The TeX FAQ

Frequently Asked Question List for TeX

Bibliographies

Multiple citations

A convention sometimes used in physics journals is to “collapse” a group of related citations into a single entry in the bibliography. BibTeX, by default, can’t cope with this arrangement, but the mcite and mciteplus packages deal with the problem.

mcite overloads the \cite command to recognise a * at the start of a key, so that citations of the form

\cite{paper1,*paper2}

appear in the document as a single citation, and appear arranged appropriately in the bibliography itself. You’re not limited to collapsing just two references. You can mix “collapsed” references with “ordinary” ones, as in

\cite{paper0,paper1,*paper2,paper3}

Which will appear in the document as 3 citations “[4,7,11]” (say) — citation “4” will refer to paper 0, “7” will refer to a combined entry for paper 1 and paper 2, and “11” will refer to paper 3.

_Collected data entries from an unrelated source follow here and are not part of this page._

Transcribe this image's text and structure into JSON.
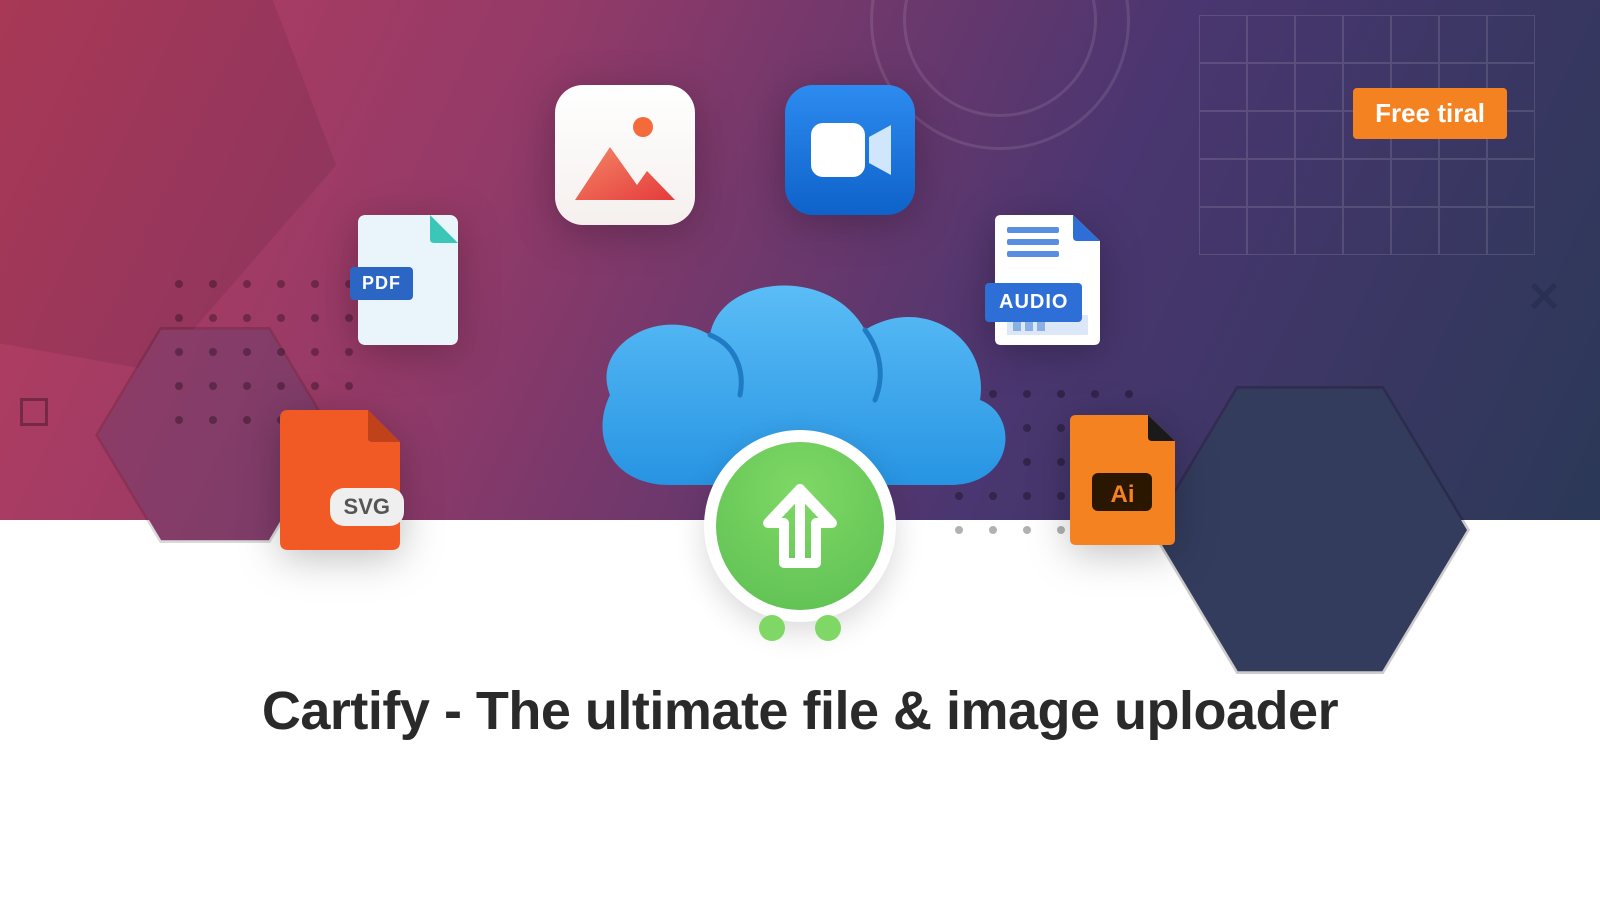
{
  "cta": {
    "label": "Free tiral"
  },
  "headline": "Cartify - The ultimate file & image uploader",
  "filetypes": {
    "pdf": "PDF",
    "audio": "AUDIO",
    "svg": "SVG",
    "ai": "Ai"
  },
  "colors": {
    "accent_orange": "#f58220",
    "upload_green": "#6fc962",
    "cloud_blue": "#3ca9f5"
  }
}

You need to make a small change to the bibliography style (bst) file you use; the mcite package documentation tells you how to do that.

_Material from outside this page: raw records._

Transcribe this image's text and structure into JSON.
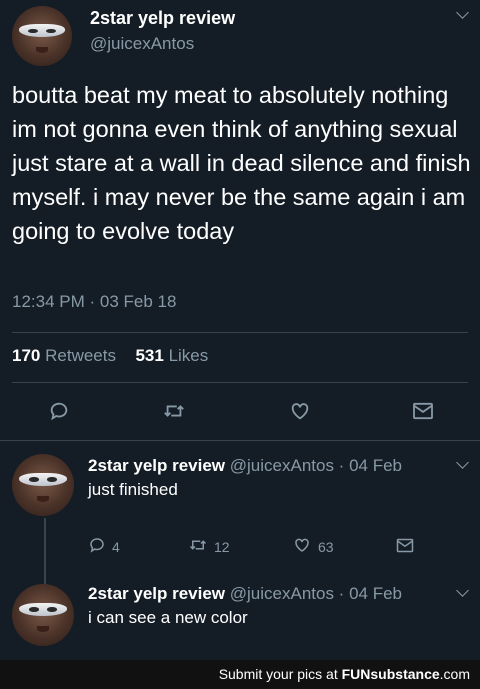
{
  "tweet": {
    "display_name": "2star yelp review",
    "handle": "@juicexAntos",
    "text": "boutta beat my meat to absolutely nothing im not gonna even think of anything sexual just stare at a wall in dead silence and finish myself. i may never be the same again i am going to evolve today",
    "timestamp": "12:34 PM · 03 Feb 18",
    "retweets_count": "170",
    "retweets_label": "Retweets",
    "likes_count": "531",
    "likes_label": "Likes"
  },
  "replies": [
    {
      "display_name": "2star yelp review",
      "meta": "@juicexAntos · 04 Feb",
      "text": "just finished",
      "reply_count": "4",
      "retweet_count": "12",
      "like_count": "63"
    },
    {
      "display_name": "2star yelp review",
      "meta": "@juicexAntos · 04 Feb",
      "text": "i can see a new color"
    }
  ],
  "footer": {
    "prefix": "Submit your pics at ",
    "brand": "FUNsubstance",
    "suffix": ".com"
  },
  "colors": {
    "background": "#141d26",
    "muted": "#8899a6",
    "divider": "#38444d"
  }
}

Most recent versions of REVTeX (version 4.1 and later), in conjunction with recent versions of natbib, already contain support for combined citations and so no longer even need mciteplus (but mciteplus is more general and will work with many other class and package combinations).

The mciteplus package addresses many of the infelicites of mcite. Again, “ordinary” bst files will not work with mciteplus, but the package documentation explains how to patch an existing BibTeX style.

The collref package takes a rather different approach to the problem, and will work with most (if not all) BibTeX packages. Collref spots common subsets of the references, so if it sees a sequence

\cite{paper0,paper1,paper2,paper3}
...
\cite{some_other_paper,paper1,paper2,and_another}

it will collect paper1 and paper2 as a multiple reference.